The data grid can be filtered according to the Event Tracker status: All, New, or Reviewed. See the Event Tracker Window topic for additional information.
The top data grid includes the following information for each incident:
- From Host – Name of the originating host
- From Host IP Address – IP address of the originating host
- To Host – Name of the target host
- To Host IP Address – IP address of the target host
- Account Name – Security principal of the account that triggered the incident
- Account SID – Security Identifier of the account used in the event that triggered the incident
- Access Type – Type of authentication, e.g. RDP, CIFS, etc.
- Status – Indication of whether the authentication was successful
- Date/Time – Date timestamp of the monitored event. Hover over the data in this column to view the local time (of the Enterprise Manager) and UTC time simultaneously.

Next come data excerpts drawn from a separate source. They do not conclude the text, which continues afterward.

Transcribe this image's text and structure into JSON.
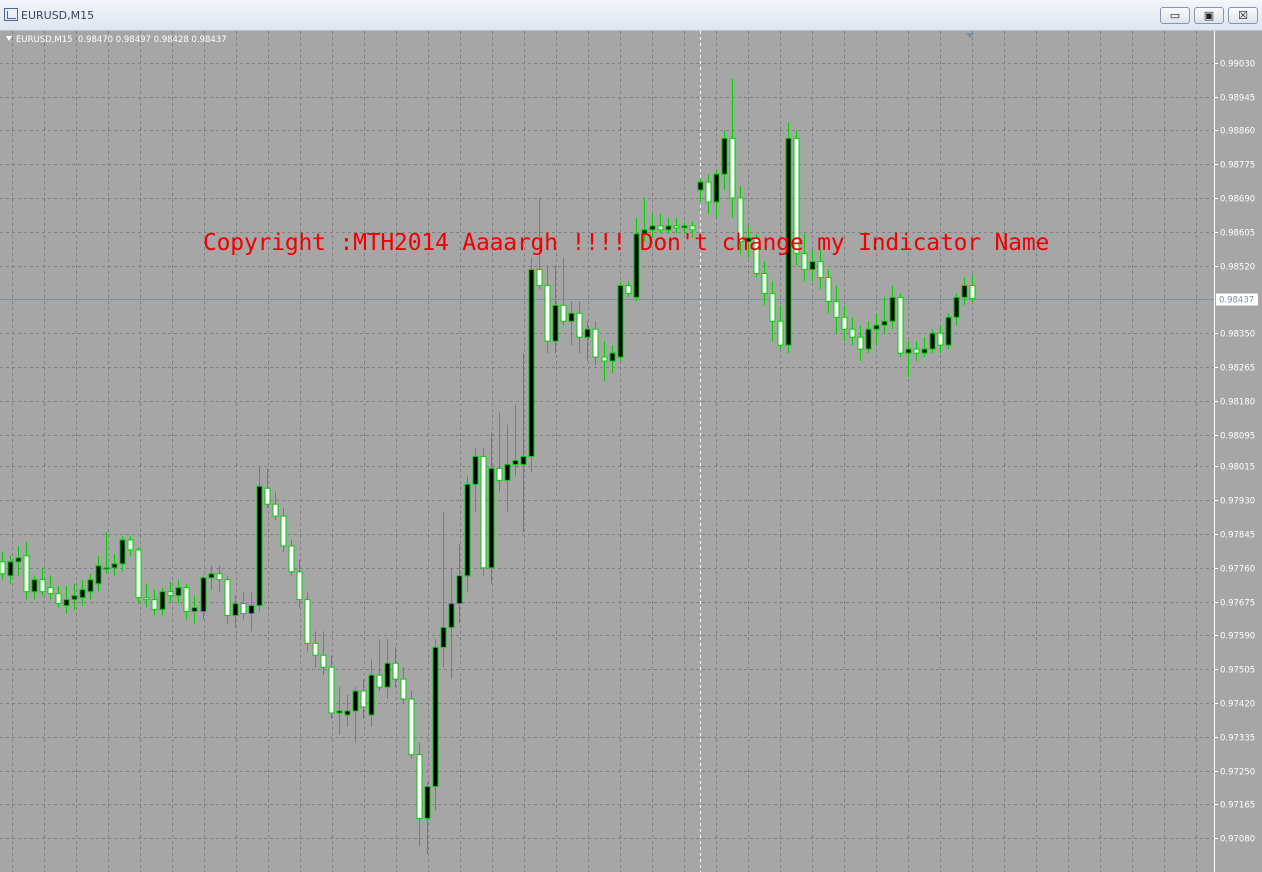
{
  "window": {
    "title": "EURUSD,M15",
    "buttons": {
      "minimize": "▭",
      "maximize": "▣",
      "close": "☒"
    }
  },
  "chart_header": {
    "symbol_timeframe": "EURUSD,M15",
    "ohlc": "0.98470 0.98497 0.98428 0.98437"
  },
  "overlay_text": "Copyright :MTH2014 Aaaargh !!!! Don't change my Indicator Name",
  "colors": {
    "background": "#a6a6a6",
    "grid": "#808080",
    "wick": "#00d000",
    "bull_body": "#000000",
    "bear_body": "#ffffff",
    "bid_line": "#7890a8",
    "axis_text": "#ffffff",
    "price_tag_bg": "#ffffff",
    "price_tag_text": "#7890a8",
    "overlay_text": "#f00000"
  },
  "chart_data": {
    "type": "candlestick",
    "symbol": "EURUSD",
    "timeframe": "M15",
    "current_price": "0.98437",
    "y_ticks": [
      "0.99030",
      "0.98945",
      "0.98860",
      "0.98775",
      "0.98690",
      "0.98605",
      "0.98520",
      "0.98350",
      "0.98265",
      "0.98180",
      "0.98095",
      "0.98015",
      "0.97930",
      "0.97845",
      "0.97760",
      "0.97675",
      "0.97590",
      "0.97505",
      "0.97420",
      "0.97335",
      "0.97250",
      "0.97165",
      "0.97080"
    ],
    "ylim": [
      0.96995,
      0.9911
    ],
    "crosshair_candle_index": 87,
    "candles": [
      {
        "o": 0.97775,
        "h": 0.978,
        "l": 0.9773,
        "c": 0.97745
      },
      {
        "o": 0.9774,
        "h": 0.9779,
        "l": 0.9772,
        "c": 0.97775
      },
      {
        "o": 0.97775,
        "h": 0.97815,
        "l": 0.9774,
        "c": 0.97785
      },
      {
        "o": 0.9779,
        "h": 0.97825,
        "l": 0.9768,
        "c": 0.977
      },
      {
        "o": 0.977,
        "h": 0.9774,
        "l": 0.9768,
        "c": 0.9773
      },
      {
        "o": 0.9773,
        "h": 0.9776,
        "l": 0.9769,
        "c": 0.977
      },
      {
        "o": 0.9771,
        "h": 0.9774,
        "l": 0.9768,
        "c": 0.97695
      },
      {
        "o": 0.97695,
        "h": 0.97715,
        "l": 0.9766,
        "c": 0.9767
      },
      {
        "o": 0.97665,
        "h": 0.97715,
        "l": 0.97645,
        "c": 0.9768
      },
      {
        "o": 0.9768,
        "h": 0.9772,
        "l": 0.97655,
        "c": 0.9769
      },
      {
        "o": 0.97685,
        "h": 0.9773,
        "l": 0.97665,
        "c": 0.97705
      },
      {
        "o": 0.977,
        "h": 0.97745,
        "l": 0.9768,
        "c": 0.9773
      },
      {
        "o": 0.9772,
        "h": 0.9779,
        "l": 0.977,
        "c": 0.97765
      },
      {
        "o": 0.9776,
        "h": 0.9785,
        "l": 0.97745,
        "c": 0.9776
      },
      {
        "o": 0.9776,
        "h": 0.97795,
        "l": 0.9774,
        "c": 0.9777
      },
      {
        "o": 0.9777,
        "h": 0.9784,
        "l": 0.9775,
        "c": 0.9783
      },
      {
        "o": 0.9783,
        "h": 0.9784,
        "l": 0.9779,
        "c": 0.97805
      },
      {
        "o": 0.97805,
        "h": 0.9781,
        "l": 0.9767,
        "c": 0.97685
      },
      {
        "o": 0.97685,
        "h": 0.9772,
        "l": 0.9766,
        "c": 0.9768
      },
      {
        "o": 0.9768,
        "h": 0.97705,
        "l": 0.9764,
        "c": 0.97655
      },
      {
        "o": 0.97655,
        "h": 0.9771,
        "l": 0.9764,
        "c": 0.977
      },
      {
        "o": 0.977,
        "h": 0.97725,
        "l": 0.97675,
        "c": 0.9769
      },
      {
        "o": 0.9769,
        "h": 0.9773,
        "l": 0.9767,
        "c": 0.9771
      },
      {
        "o": 0.9771,
        "h": 0.9772,
        "l": 0.9763,
        "c": 0.9765
      },
      {
        "o": 0.9765,
        "h": 0.9769,
        "l": 0.9762,
        "c": 0.9766
      },
      {
        "o": 0.9765,
        "h": 0.9774,
        "l": 0.9763,
        "c": 0.97735
      },
      {
        "o": 0.97735,
        "h": 0.97765,
        "l": 0.97705,
        "c": 0.97745
      },
      {
        "o": 0.97745,
        "h": 0.97765,
        "l": 0.977,
        "c": 0.9773
      },
      {
        "o": 0.9773,
        "h": 0.9774,
        "l": 0.9762,
        "c": 0.9764
      },
      {
        "o": 0.9764,
        "h": 0.9769,
        "l": 0.9761,
        "c": 0.9767
      },
      {
        "o": 0.9767,
        "h": 0.977,
        "l": 0.9763,
        "c": 0.97645
      },
      {
        "o": 0.97645,
        "h": 0.977,
        "l": 0.976,
        "c": 0.97665
      },
      {
        "o": 0.97665,
        "h": 0.98015,
        "l": 0.9765,
        "c": 0.97965
      },
      {
        "o": 0.9796,
        "h": 0.9801,
        "l": 0.9791,
        "c": 0.9792
      },
      {
        "o": 0.9792,
        "h": 0.9795,
        "l": 0.9788,
        "c": 0.9789
      },
      {
        "o": 0.9789,
        "h": 0.9791,
        "l": 0.978,
        "c": 0.97815
      },
      {
        "o": 0.97815,
        "h": 0.9783,
        "l": 0.9774,
        "c": 0.9775
      },
      {
        "o": 0.9775,
        "h": 0.9778,
        "l": 0.9766,
        "c": 0.9768
      },
      {
        "o": 0.9768,
        "h": 0.977,
        "l": 0.9755,
        "c": 0.9757
      },
      {
        "o": 0.9757,
        "h": 0.976,
        "l": 0.9751,
        "c": 0.9754
      },
      {
        "o": 0.9754,
        "h": 0.976,
        "l": 0.9749,
        "c": 0.9751
      },
      {
        "o": 0.9751,
        "h": 0.9754,
        "l": 0.9738,
        "c": 0.97395
      },
      {
        "o": 0.97395,
        "h": 0.9746,
        "l": 0.9734,
        "c": 0.974
      },
      {
        "o": 0.9739,
        "h": 0.9744,
        "l": 0.9736,
        "c": 0.974
      },
      {
        "o": 0.974,
        "h": 0.9746,
        "l": 0.9732,
        "c": 0.9745
      },
      {
        "o": 0.9745,
        "h": 0.9748,
        "l": 0.9738,
        "c": 0.9741
      },
      {
        "o": 0.9739,
        "h": 0.9753,
        "l": 0.9736,
        "c": 0.9749
      },
      {
        "o": 0.9749,
        "h": 0.9758,
        "l": 0.9745,
        "c": 0.9746
      },
      {
        "o": 0.9746,
        "h": 0.9758,
        "l": 0.9743,
        "c": 0.9752
      },
      {
        "o": 0.9752,
        "h": 0.9756,
        "l": 0.9746,
        "c": 0.9748
      },
      {
        "o": 0.9748,
        "h": 0.9751,
        "l": 0.9742,
        "c": 0.9743
      },
      {
        "o": 0.9743,
        "h": 0.9745,
        "l": 0.9728,
        "c": 0.9729
      },
      {
        "o": 0.9729,
        "h": 0.9732,
        "l": 0.9706,
        "c": 0.9713
      },
      {
        "o": 0.9713,
        "h": 0.9722,
        "l": 0.9704,
        "c": 0.9721
      },
      {
        "o": 0.9721,
        "h": 0.9758,
        "l": 0.9715,
        "c": 0.9756
      },
      {
        "o": 0.9756,
        "h": 0.979,
        "l": 0.9751,
        "c": 0.9761
      },
      {
        "o": 0.9761,
        "h": 0.9776,
        "l": 0.9748,
        "c": 0.9767
      },
      {
        "o": 0.9767,
        "h": 0.9782,
        "l": 0.9762,
        "c": 0.9774
      },
      {
        "o": 0.9774,
        "h": 0.9799,
        "l": 0.977,
        "c": 0.9797
      },
      {
        "o": 0.9797,
        "h": 0.9806,
        "l": 0.979,
        "c": 0.9804
      },
      {
        "o": 0.9804,
        "h": 0.9806,
        "l": 0.9774,
        "c": 0.9776
      },
      {
        "o": 0.9776,
        "h": 0.981,
        "l": 0.9772,
        "c": 0.9801
      },
      {
        "o": 0.9801,
        "h": 0.9815,
        "l": 0.9795,
        "c": 0.9798
      },
      {
        "o": 0.9798,
        "h": 0.9812,
        "l": 0.979,
        "c": 0.9802
      },
      {
        "o": 0.9802,
        "h": 0.9817,
        "l": 0.9799,
        "c": 0.9803
      },
      {
        "o": 0.9802,
        "h": 0.983,
        "l": 0.9785,
        "c": 0.9804
      },
      {
        "o": 0.9804,
        "h": 0.9854,
        "l": 0.98,
        "c": 0.9851
      },
      {
        "o": 0.9851,
        "h": 0.9869,
        "l": 0.9846,
        "c": 0.9847
      },
      {
        "o": 0.9847,
        "h": 0.9852,
        "l": 0.983,
        "c": 0.9833
      },
      {
        "o": 0.9833,
        "h": 0.9852,
        "l": 0.983,
        "c": 0.9842
      },
      {
        "o": 0.9842,
        "h": 0.9854,
        "l": 0.9837,
        "c": 0.9838
      },
      {
        "o": 0.9838,
        "h": 0.9843,
        "l": 0.9832,
        "c": 0.984
      },
      {
        "o": 0.984,
        "h": 0.9843,
        "l": 0.983,
        "c": 0.9834
      },
      {
        "o": 0.9834,
        "h": 0.9838,
        "l": 0.9828,
        "c": 0.9836
      },
      {
        "o": 0.9836,
        "h": 0.9838,
        "l": 0.9827,
        "c": 0.9829
      },
      {
        "o": 0.9829,
        "h": 0.9833,
        "l": 0.9823,
        "c": 0.9828
      },
      {
        "o": 0.9828,
        "h": 0.9832,
        "l": 0.9825,
        "c": 0.983
      },
      {
        "o": 0.9829,
        "h": 0.9848,
        "l": 0.9828,
        "c": 0.9847
      },
      {
        "o": 0.9847,
        "h": 0.9848,
        "l": 0.9844,
        "c": 0.9845
      },
      {
        "o": 0.9844,
        "h": 0.9864,
        "l": 0.9843,
        "c": 0.986
      },
      {
        "o": 0.986,
        "h": 0.9869,
        "l": 0.9858,
        "c": 0.9861
      },
      {
        "o": 0.9861,
        "h": 0.9865,
        "l": 0.9859,
        "c": 0.9862
      },
      {
        "o": 0.9862,
        "h": 0.9865,
        "l": 0.986,
        "c": 0.9861
      },
      {
        "o": 0.9861,
        "h": 0.9864,
        "l": 0.986,
        "c": 0.9862
      },
      {
        "o": 0.9862,
        "h": 0.9864,
        "l": 0.986,
        "c": 0.98615
      },
      {
        "o": 0.98615,
        "h": 0.9863,
        "l": 0.986,
        "c": 0.9862
      },
      {
        "o": 0.9862,
        "h": 0.9863,
        "l": 0.9859,
        "c": 0.9861
      },
      {
        "o": 0.9871,
        "h": 0.9874,
        "l": 0.9868,
        "c": 0.9873
      },
      {
        "o": 0.9873,
        "h": 0.9875,
        "l": 0.9865,
        "c": 0.9868
      },
      {
        "o": 0.9868,
        "h": 0.9876,
        "l": 0.9864,
        "c": 0.9875
      },
      {
        "o": 0.9875,
        "h": 0.9886,
        "l": 0.9871,
        "c": 0.9884
      },
      {
        "o": 0.9884,
        "h": 0.9899,
        "l": 0.9864,
        "c": 0.9869
      },
      {
        "o": 0.9869,
        "h": 0.9872,
        "l": 0.9855,
        "c": 0.9858
      },
      {
        "o": 0.9858,
        "h": 0.9862,
        "l": 0.9854,
        "c": 0.9859
      },
      {
        "o": 0.9859,
        "h": 0.986,
        "l": 0.9849,
        "c": 0.985
      },
      {
        "o": 0.985,
        "h": 0.9853,
        "l": 0.9842,
        "c": 0.9845
      },
      {
        "o": 0.9845,
        "h": 0.9848,
        "l": 0.9833,
        "c": 0.9838
      },
      {
        "o": 0.9838,
        "h": 0.9842,
        "l": 0.9831,
        "c": 0.9832
      },
      {
        "o": 0.9832,
        "h": 0.9888,
        "l": 0.983,
        "c": 0.9884
      },
      {
        "o": 0.9884,
        "h": 0.9886,
        "l": 0.9852,
        "c": 0.9855
      },
      {
        "o": 0.9855,
        "h": 0.986,
        "l": 0.9848,
        "c": 0.9851
      },
      {
        "o": 0.9851,
        "h": 0.9856,
        "l": 0.9848,
        "c": 0.9853
      },
      {
        "o": 0.9853,
        "h": 0.9856,
        "l": 0.9846,
        "c": 0.9849
      },
      {
        "o": 0.9849,
        "h": 0.9851,
        "l": 0.984,
        "c": 0.9843
      },
      {
        "o": 0.9843,
        "h": 0.9847,
        "l": 0.9835,
        "c": 0.9839
      },
      {
        "o": 0.9839,
        "h": 0.9842,
        "l": 0.9833,
        "c": 0.9836
      },
      {
        "o": 0.9836,
        "h": 0.9839,
        "l": 0.9832,
        "c": 0.9834
      },
      {
        "o": 0.9834,
        "h": 0.9837,
        "l": 0.9828,
        "c": 0.9831
      },
      {
        "o": 0.9831,
        "h": 0.9838,
        "l": 0.983,
        "c": 0.9836
      },
      {
        "o": 0.9836,
        "h": 0.984,
        "l": 0.9832,
        "c": 0.9837
      },
      {
        "o": 0.9837,
        "h": 0.9844,
        "l": 0.9835,
        "c": 0.9838
      },
      {
        "o": 0.9838,
        "h": 0.9847,
        "l": 0.9836,
        "c": 0.9844
      },
      {
        "o": 0.9844,
        "h": 0.9845,
        "l": 0.9829,
        "c": 0.983
      },
      {
        "o": 0.983,
        "h": 0.9833,
        "l": 0.9824,
        "c": 0.9831
      },
      {
        "o": 0.9831,
        "h": 0.9833,
        "l": 0.9828,
        "c": 0.983
      },
      {
        "o": 0.983,
        "h": 0.9834,
        "l": 0.9829,
        "c": 0.9831
      },
      {
        "o": 0.9831,
        "h": 0.9836,
        "l": 0.983,
        "c": 0.9835
      },
      {
        "o": 0.9835,
        "h": 0.9837,
        "l": 0.983,
        "c": 0.9832
      },
      {
        "o": 0.9832,
        "h": 0.984,
        "l": 0.9831,
        "c": 0.9839
      },
      {
        "o": 0.9839,
        "h": 0.9845,
        "l": 0.9837,
        "c": 0.9844
      },
      {
        "o": 0.9844,
        "h": 0.9849,
        "l": 0.9842,
        "c": 0.9847
      },
      {
        "o": 0.9847,
        "h": 0.98497,
        "l": 0.98428,
        "c": 0.98437
      }
    ]
  }
}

- Detected on DC – Fully-qualified name of the domain controller that detected the event
- TGT StartTime – Date timestamp for the start time of the ticket; the specified time is the local time for the server where the Agent is deployed
- TGT EndTime – Date timestamp for the expiration time of the ticket; the specified time is the local time for the server where the Agent is deployed
- TGT MaxRenew – Date timestamp for the maximum renewal date of the ticket; the specified time is the local time for the server where the Agent is deployed
- Agent Time Logged – Timestamp for when the Agent detected the event. This can be different from the Enterprise Manager time (displayed in the Date/Time column) due to latency.
This data grid employs features for sorting, filtering, searching, and more. See the Data Grid Functionality topic for additional information.